A SENIOR vice chair of the House committee on appropriations yesterday said there seems to be an overpricing in the procurement of COVID-19 test kits under the administration of former President Rodrigo Duterte (PRRD), the same observation made by some senators in the previous 18th Congress.
Marikina Rep. Stella Quimbo questioned the prices of test kits during the continuation of the committee’s investigation into the alleged irregularities in the transfer of P47.6 billion of DOH funds to the Procurement Service-Department of Budget and Management (PS-DBM) for COVID-19 supplies under the Duterte administration.
Quimbo, an economist, noticed discrepancies as high as P500 in the prices of test kits with the same brand and type, based on the DOH’s procurement list.
“I’ve noticed there were instances when the test type and brand were the same but the prices were different, and the price difference was as high as about P500. For example, there was a price difference like P2,083 versus P1,562,” she told the panel in mixed Filipino and English.
At the onset of the COVID-19 pandemic, several senators, including Panfilo Lacson and Franklin Drilon, said the procurement of personal protective equipment (PPE) and swab kits for COVID-19 testing appeared to have been overpriced.
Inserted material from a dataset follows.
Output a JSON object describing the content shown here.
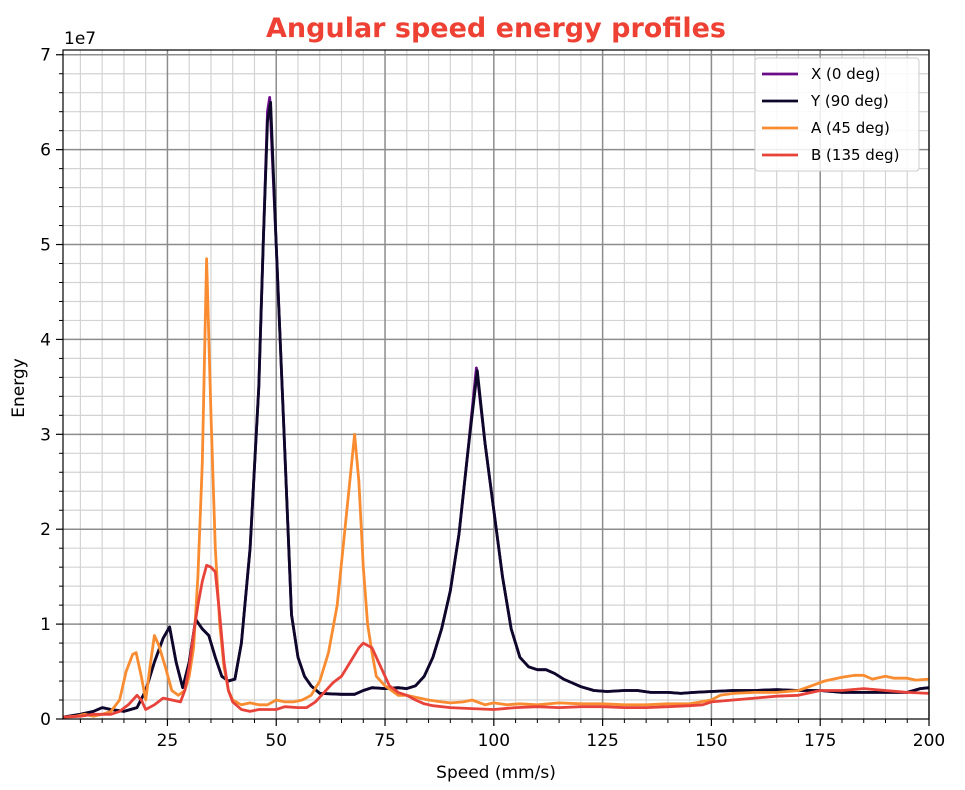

“There’s about a 500-peso price difference. It is what it is. It’s a price difference. So, I’m asking for the details on the dates of the transaction,” Quimbo said.
Health Secretary Teodoro “Ted” Herbosa, who served as special adviser of the National Task Force against COVID-19 during the previous administration, explained that the prices of certain items changed over time, the explanation given by former Health Secretary Francisco Duque III.
“So, I guess we need to look at the date that some items are procured because they were changing the cost as the pandemic was ongoing,” Herbosa said, to which Duque agreed.
Duque said documents pertaining to the timelines of the transaction are with the PS-DBM, as “they were the ones who directly transacted with the suppliers.”
It was learned during the hearing that PS-DBM handled the transactions with the suppliers, following instructions and specifications from the DOH but Quimbo said the DOH should have just consolidated its orders to secure better pricing.
Iloilo Rep. Janette Garin, a former health secretary, herself, said the controversy could have been avoided if only the DOH did not delegate its procurement of COVID-19 commodities to the PS-DBM.
“It is actually a function that DOH should not delegate because the DOH has the pool of network when it comes to manufacturers, when it comes to pricing of other countries,” Garin said. “In a pandemic where commodities are quite new, we cannot base the pricing on traders or the market price in the Philippines because these commodities are not available in our country.”
Garin also cited the absence of a memorandum of agreement (MOA) between the DOH and PS-DBM for the procurement of COVID-19 supplies, saying the MOA “could have saved the DOH with all this hullabaloo.”
“The MOA will contain the items that will be procured, the safeguards, the quality check, and even the pricing,” she said.
Garin also said the appropriations panel is not doing the investigation “out of vindictiveness for the previous administration.”
“No. We are doing this para hindi maulit (so it doesn’t happen again),” she told the panel.
Last June 3, Duque III told the panel that the former President was the one who ordered the controversial transfer of P47.6 billion from the DOH to the PS-DBM for the purchase of COVID-19 supplies in 2020.
The Office of the Ombudsman last month ordered the filing of a graft case against Duque and Lao for the fund transfer, in violation of Section 3 (e) of Republic Act 3019 or the Anti-Graft and Corrupt Practices Act.
The anti-graft body has also found Duque and Lao guilty of grave misconduct, gross neglect of duty and conduct prejudicial to the service.